From time to time, everyone has a thought that that seems to get "stuck" in their heads
If these thoughts keep coming back day after day, and they start to bother someone very much, they are called "obsessions." When obsessions do not go away, a person may be diagnosed with "obsessive compulsive disorder."
Often (but not always), these take the form of "worry thoughts" ("Am I dirty... did I hurt someone... is something bad going to happen?").
Other times, the thoughts may tell someone to do something that doesn't make sense... these are called "rituals" ("I need to count my crayons ten times before bed every day.... I need to match all my clothes exactly right")
Sometimes, people know that these obsessions don't quite make sense, but they still cannot make them go away
Many people will feel that they need to do something over and over again to try to make the obsession go away. These behaviors are called "compulsions." For example:
If they have thoughts about about germs, they may wash their hands a lot
If they have thoughts about someone they love being hurt, they may check on that person many times
If the thoughts tell them to count their crayons every night, they may do it
Compulsions usually make the obsessions go away for a little while, but the thoughts almost always come back
For some people, the obsessions and compulsions make it hard to focus on anything else, and may take up so much time that they get in the way of other things (such as school and family time)
Treatment can make the obsessive thoughts much less strong and much less frequent; when this happens, the compulsions usually don't feel so important any more, and it is easier to enjoy life
People with Obsessive-Compulsive Disorder (OCD) struggle with obsessions, compulsions, or both.

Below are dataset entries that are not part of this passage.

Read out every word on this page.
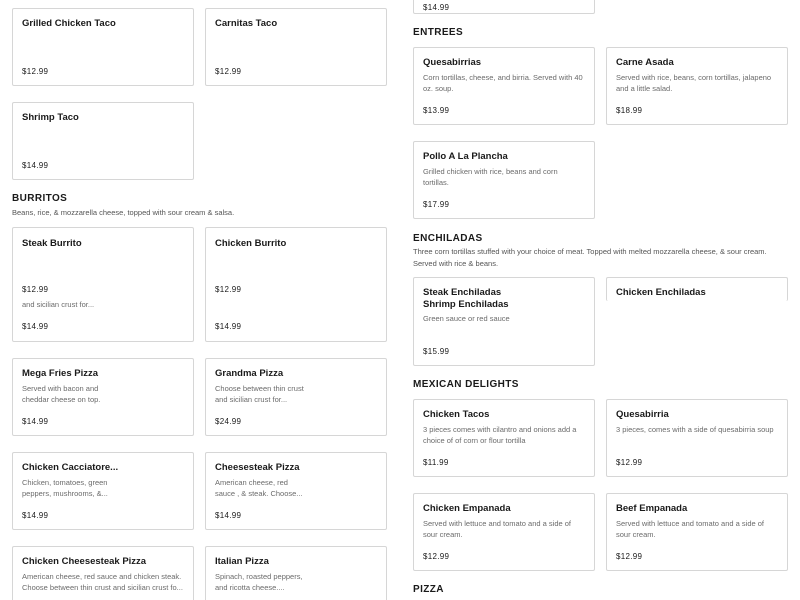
Grilled Chicken Taco
$12.99
Carnitas Taco
$12.99
Shrimp Taco
$14.99
BURRITOS
Beans, rice, & mozzarella cheese, topped with sour cream & salsa.
Steak Burrito
$12.99
and sicilian crust for...
$14.99
Chicken Burrito
$12.99
$14.99
Mega Fries Pizza
Served with bacon and cheddar cheese on top.
$14.99
Grandma Pizza
Choose between thin crust and sicilian crust for...
$24.99
Chicken Cacciatore...
Chicken, tomatoes, green peppers, mushrooms, &...
$14.99
Cheesesteak Pizza
American cheese, red sauce , & steak. Choose...
$14.99
Chicken Cheesesteak Pizza
American cheese, red sauce and chicken steak. Choose between thin crust and sicilian crust fo...
Italian Pizza
Spinach, roasted peppers, and ricotta cheese....
$14.99
ENTREES
Quesabirrias
Corn tortillas, cheese, and birria. Served with 40 oz. soup.
$13.99
Carne Asada
Served with rice, beans, corn tortillas, jalapeno and a little salad.
$18.99
Pollo A La Plancha
Grilled chicken with rice, beans and corn tortillas.
$17.99
ENCHILADAS
Three corn tortillas stuffed with your choice of meat. Topped with melted mozzarella cheese, & sour cream. Served with rice & beans.
Steak Enchiladas
Shrimp Enchiladas
Green sauce or red sauce
$15.99
Chicken Enchiladas
MEXICAN DELIGHTS
Chicken Tacos
3 pieces comes with cilantro and onions add a choice of of corn or flour tortilla
$11.99
Quesabirria
3 pieces, comes with a side of quesabirria soup
$12.99
Chicken Empanada
Served with lettuce and tomato and a side of sour cream.
$12.99
Beef Empanada
Served with lettuce and tomato and a side of sour cream.
$12.99
PIZZA
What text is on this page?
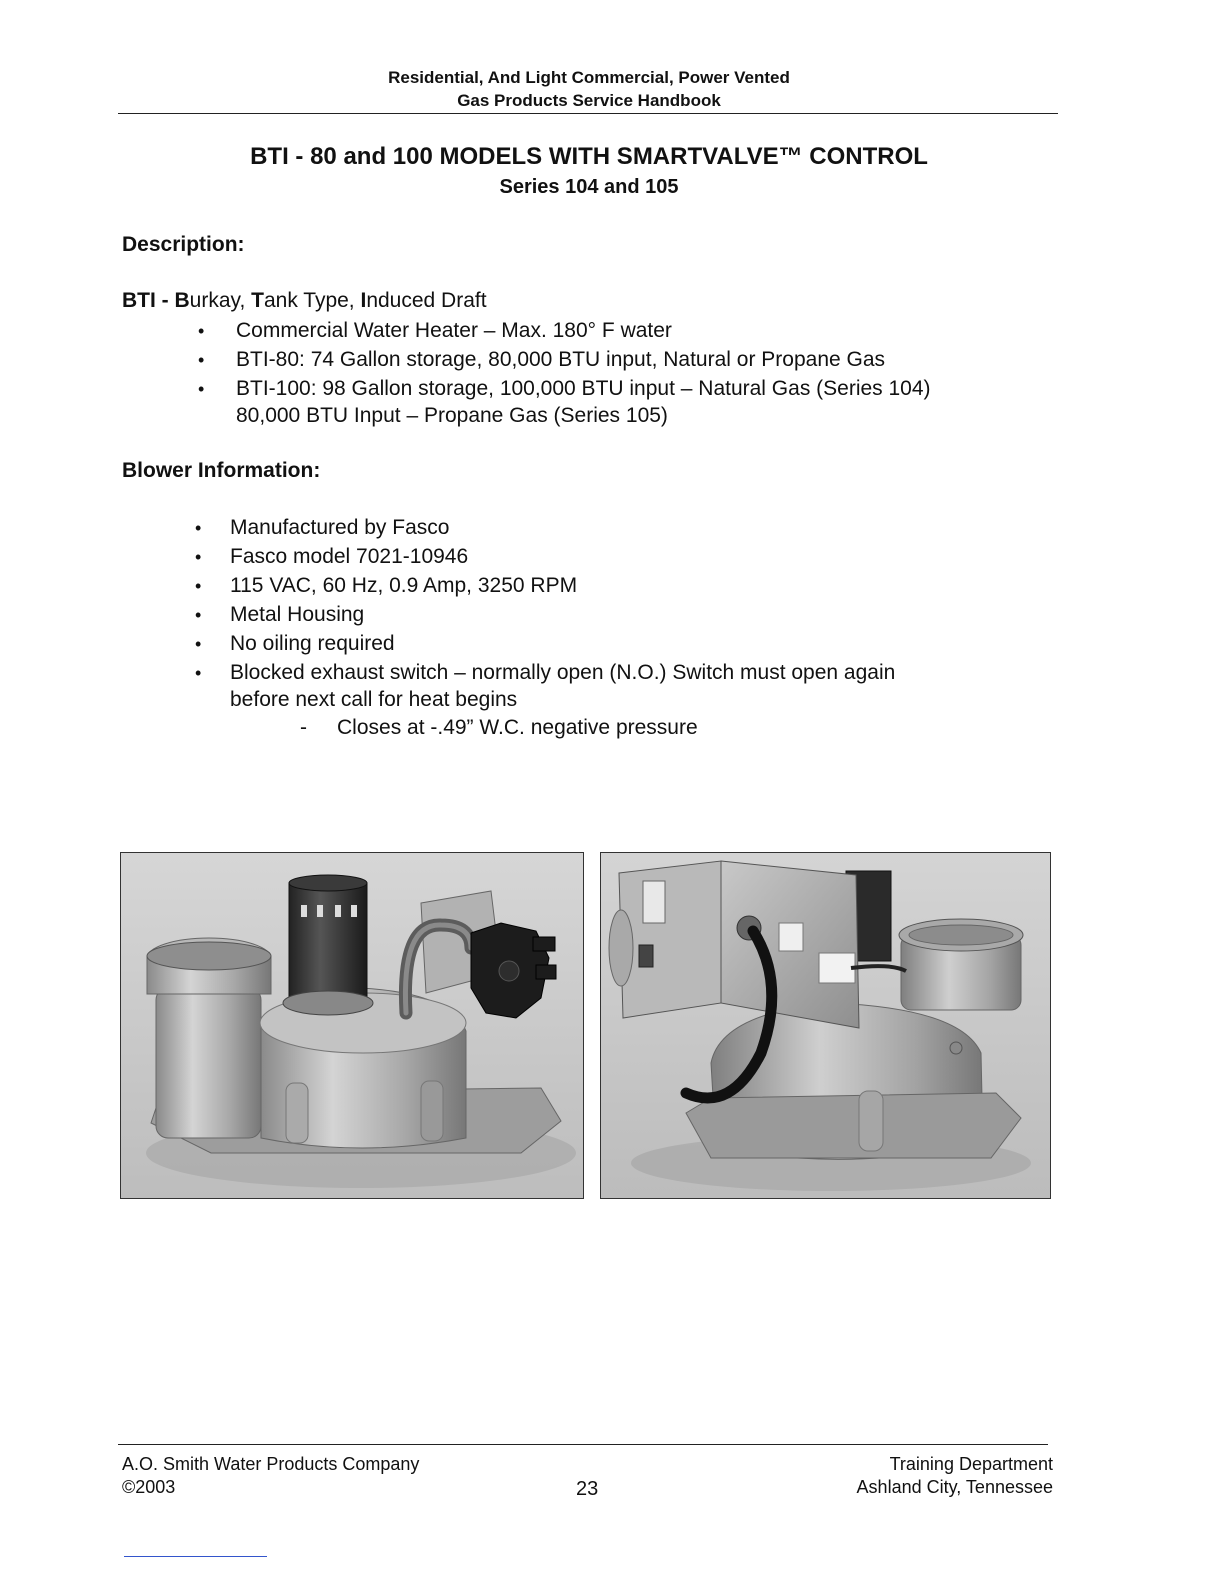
Residential, And Light Commercial, Power Vented
Gas Products Service Handbook
BTI - 80 and 100 MODELS WITH SMARTVALVE™ CONTROL
Series 104 and 105
Description:
BTI - Burkay, Tank Type, Induced Draft
• Commercial Water Heater – Max. 180° F water
• BTI-80: 74 Gallon storage, 80,000 BTU input, Natural or Propane Gas
• BTI-100: 98 Gallon storage, 100,000 BTU input – Natural Gas (Series 104)
80,000 BTU Input – Propane Gas (Series 105)
Blower Information:
• Manufactured by Fasco
• Fasco model 7021-10946
• 115 VAC, 60 Hz, 0.9 Amp, 3250 RPM
• Metal Housing
• No oiling required
• Blocked exhaust switch – normally open (N.O.) Switch must open again
before next call for heat begins
- Closes at -.49” W.C. negative pressure
A.O. Smith Water Products Company
©2003	23
Training Department
Ashland City, Tennessee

Obsessions are intrusive, bothersome thoughts that occur repeatedly in a person’s mind. These thoughts can take the form of words, images, or urges, and their content can be quite variable. Many people experience obsessive thoughts related to germs; they may fear that touching a “dirty” surface will make them ill or more generally “contaminated.” Other people experience recurrent thoughts involving aggressive acts; these thoughts can be especially concerning when the aggressive thoughts involve a loved one (for instance, some mothers with OCD experience obsessive thoughts about harming their children). Some individuals experience recurrent sexual thoughts, which may also be quite disturbing to the person if the content of the thoughts violates their moral code in some way (such as intrusive thoughts about sexually assaulting someone). Similarly, some people experience intrusive worries that they may have unintentionally hurt someone else without realizing it, such as when a person worries while driving that they may have unknowingly caused a traffic accident. Other individuals experience excessive concern about order and/or symmetry, and when something in their environment appears “out of place” to them, they may not be able to stop thinking about it. While their content varies widely, obsessive thoughts are all related in that they are intrusive, recurrent, and bothersome. They occur frequently, no matter how much someone tries to push them away, and they cause significant anxiety or distress. Many (though not all) individuals with OCD recognize that their thoughts do not make sense on some level, but this knowledge is usually of little help. For some individuals, particularly those who struggle with sexual or aggressive obsessions, their thoughts can be a great source of shame and guilt.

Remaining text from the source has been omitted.